How long do encapsulation machines typically last? 

That depends largely on build quality and how frequently the machine is used. Machines built with stronger materials and better structural design, like Blated's Pro Series, are designed for a longer usable life than generic imports, which may wear down faster under regular use.

Is there a learning curve to using a manual capsule filling machine? 

There is a short adjustment period for first-time users, but most people find the process straightforward after a few practice batches. Blated provides detailed instructions that cover steps other brands often skip, which shortens the learning curve considerably.

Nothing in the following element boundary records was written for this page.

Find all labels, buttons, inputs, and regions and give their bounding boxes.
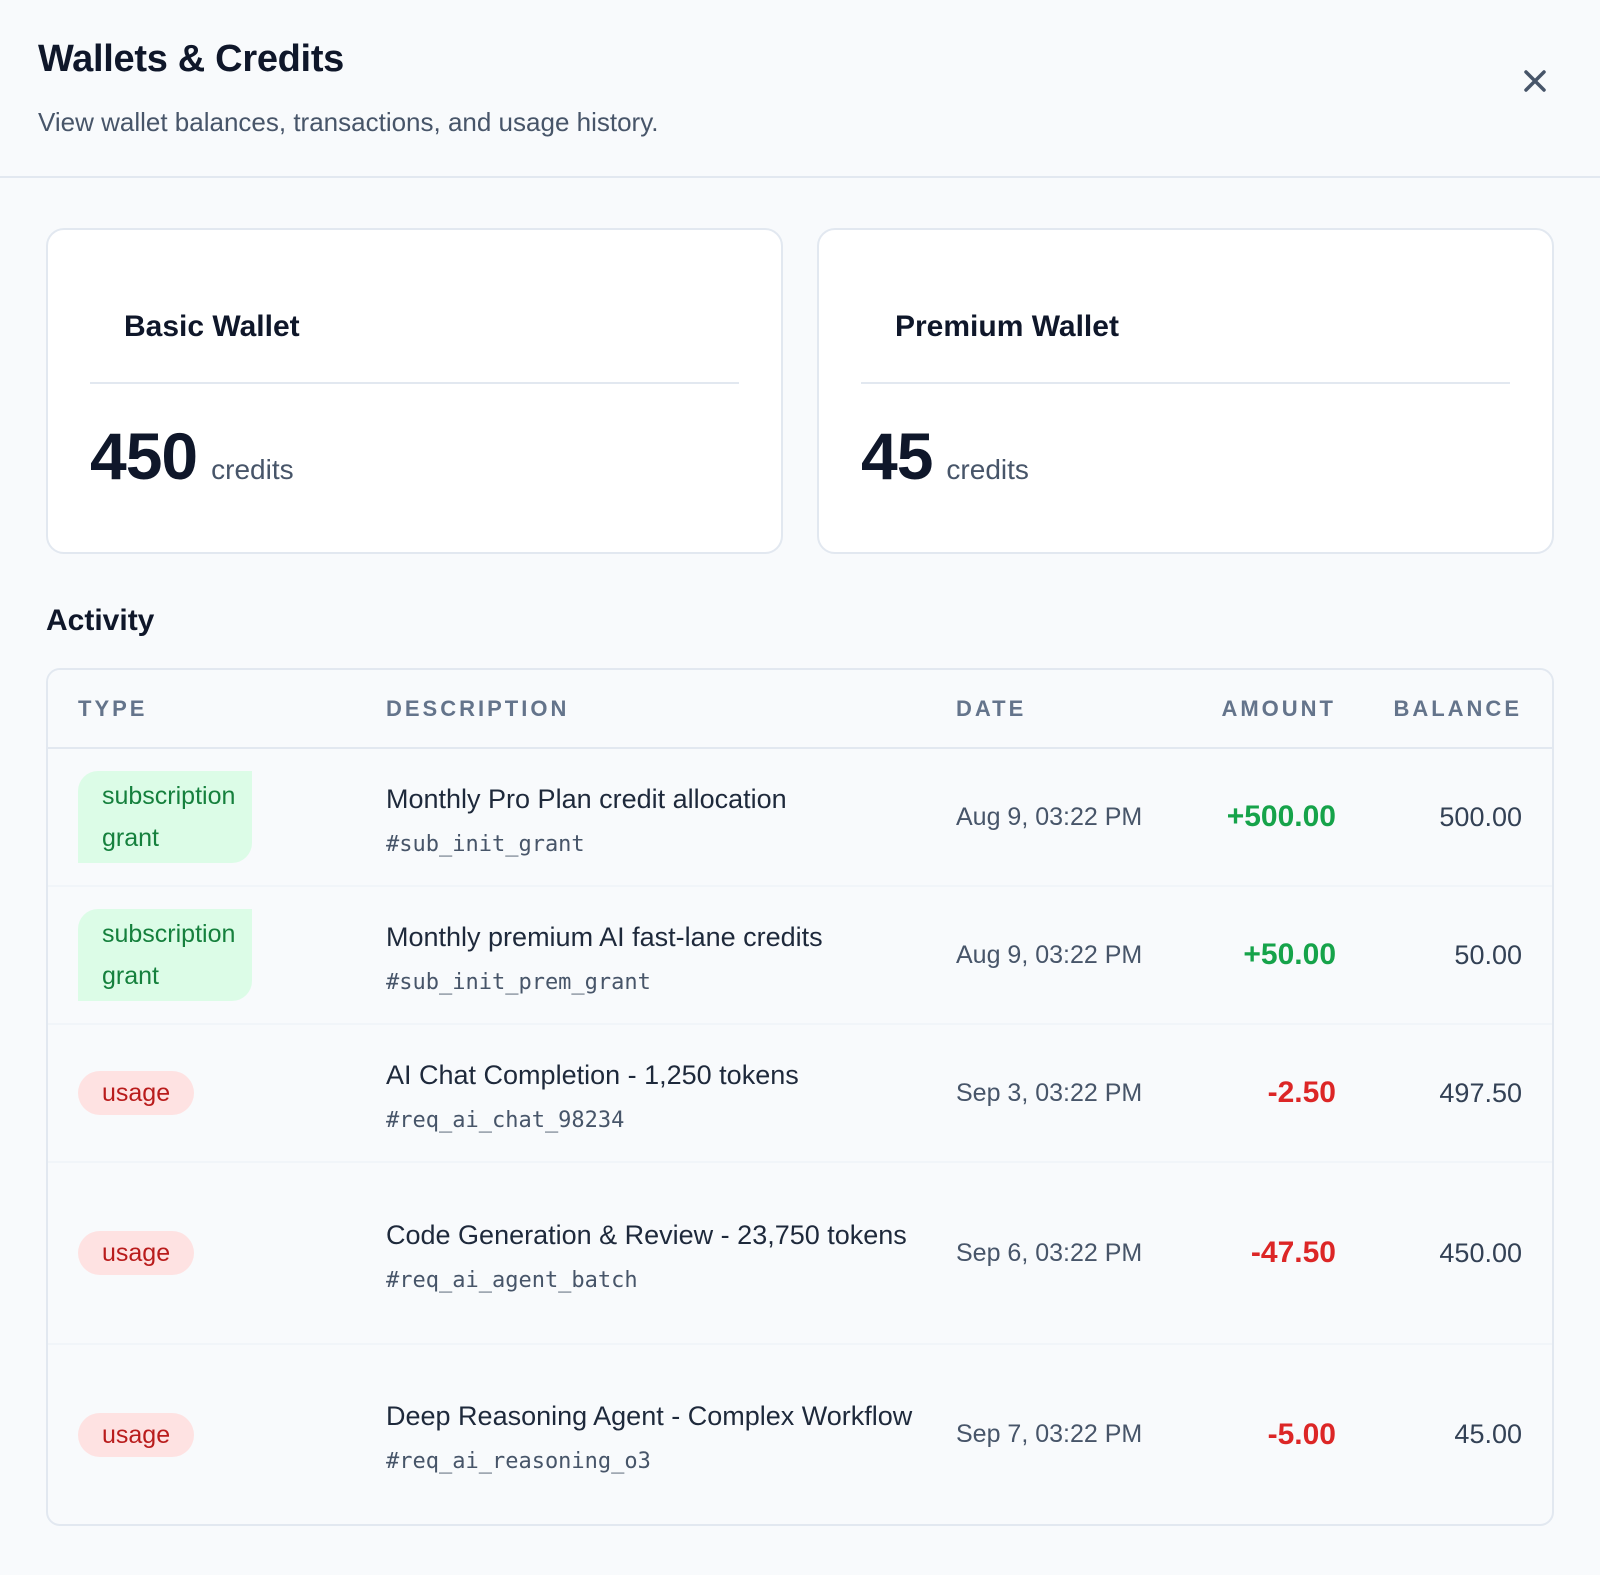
row-balance: 450.00 xyxy=(1439,1237,1522,1268)
row-description: Deep Reasoning Agent - Complex Workflow xyxy=(386,1401,913,1431)
row-balance: 500.00 xyxy=(1439,801,1522,832)
wallet-credit-value: 45 xyxy=(861,419,933,493)
column-header-date: DATE xyxy=(956,670,1156,749)
dialog-subtitle: View wallet balances, transactions, and … xyxy=(38,107,659,137)
row-amount: -47.50 xyxy=(1250,1236,1336,1269)
activity-heading: Activity xyxy=(46,604,155,637)
column-header-amount: AMOUNT xyxy=(1156,670,1336,749)
row-date: Sep 3, 03:22 PM xyxy=(956,1078,1143,1107)
type-badge: usage xyxy=(78,1071,195,1115)
wallet-credit-unit: credits xyxy=(211,454,294,485)
close-icon xyxy=(1524,70,1546,92)
wallet-name: Basic Wallet xyxy=(90,230,739,384)
table-header-row: TYPE DESCRIPTION DATE AMOUNT BALANCE xyxy=(48,670,1552,749)
wallet-credit-unit: credits xyxy=(946,454,1029,485)
row-reference: #req_ai_chat_98234 xyxy=(386,1107,625,1133)
column-header-description: DESCRIPTION xyxy=(386,670,956,749)
table-row: subscription grant Monthly premium AI fa… xyxy=(48,886,1552,1024)
table-row: usage AI Chat Completion - 1,250 tokens … xyxy=(48,1024,1552,1162)
wallet-balance: 45 credits xyxy=(861,384,1510,494)
wallet-card-basic: Basic Wallet 450 credits xyxy=(46,228,783,554)
row-description: Monthly premium AI fast-lane credits xyxy=(386,921,823,952)
type-badge: subscription grant xyxy=(78,771,252,863)
row-reference: #sub_init_prem_grant xyxy=(386,969,651,995)
row-description: Monthly Pro Plan credit allocation xyxy=(386,783,787,814)
wallet-credit-value: 450 xyxy=(90,419,198,493)
row-description: Code Generation & Review - 23,750 tokens xyxy=(386,1219,907,1250)
wallet-name: Premium Wallet xyxy=(861,230,1510,384)
type-badge: subscription grant xyxy=(78,909,252,1001)
row-description: AI Chat Completion - 1,250 tokens xyxy=(386,1059,799,1090)
row-balance: 45.00 xyxy=(1454,1419,1522,1449)
row-reference: #sub_init_grant xyxy=(386,831,585,857)
dialog-header: Wallets & Credits View wallet balances, … xyxy=(0,0,1600,178)
table-row: subscription grant Monthly Pro Plan cred… xyxy=(48,748,1552,886)
row-balance: 497.50 xyxy=(1439,1077,1522,1108)
row-amount: +50.00 xyxy=(1243,938,1336,971)
row-amount: -2.50 xyxy=(1267,1076,1336,1109)
row-reference: #req_ai_reasoning_o3 xyxy=(386,1449,651,1474)
wallet-card-premium: Premium Wallet 45 credits xyxy=(817,228,1554,554)
type-badge: usage xyxy=(78,1412,195,1457)
dialog-title: Wallets & Credits xyxy=(38,38,345,80)
column-header-balance: BALANCE xyxy=(1336,670,1552,749)
column-header-type: TYPE xyxy=(48,670,386,749)
activity-table: TYPE DESCRIPTION DATE AMOUNT BALANCE sub… xyxy=(46,668,1554,1526)
wallet-cards: Basic Wallet 450 credits Premium Wallet … xyxy=(0,178,1600,554)
row-date: Aug 9, 03:22 PM xyxy=(956,940,1143,969)
row-date: Sep 7, 03:22 PM xyxy=(956,1420,1143,1448)
row-amount: -5.00 xyxy=(1267,1417,1336,1451)
row-reference: #req_ai_agent_batch xyxy=(386,1267,638,1293)
row-date: Aug 9, 03:22 PM xyxy=(956,802,1143,831)
table-row: usage Deep Reasoning Agent - Complex Wor… xyxy=(48,1344,1552,1524)
type-badge: usage xyxy=(78,1231,195,1275)
table-row: usage Code Generation & Review - 23,750 … xyxy=(48,1162,1552,1344)
row-balance: 50.00 xyxy=(1454,939,1522,970)
close-button[interactable] xyxy=(1518,64,1552,98)
row-date: Sep 6, 03:22 PM xyxy=(956,1238,1143,1267)
row-amount: +500.00 xyxy=(1226,800,1336,833)
wallet-balance: 450 credits xyxy=(90,384,739,494)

Can encapsulation machines handle coarse or granular powders? 

Fine powders tend to fill and settle more evenly than coarse or granular materials. Very coarse textures may not pack well into capsule holes, which can affect fill consistency. Grinding coarser ingredients into a finer powder before filling usually resolves this.

What is the difference between a capsule size and a capsule brand? 

Capsule size refers to the physical dimensions of the shell, which directly affects how much powder it holds. A capsule brand refers to the manufacturer and the material used. Both matter, but size has the more direct impact on dosage accuracy, which is why using a capsule size chart specific to your powder's density is the most reliable approach.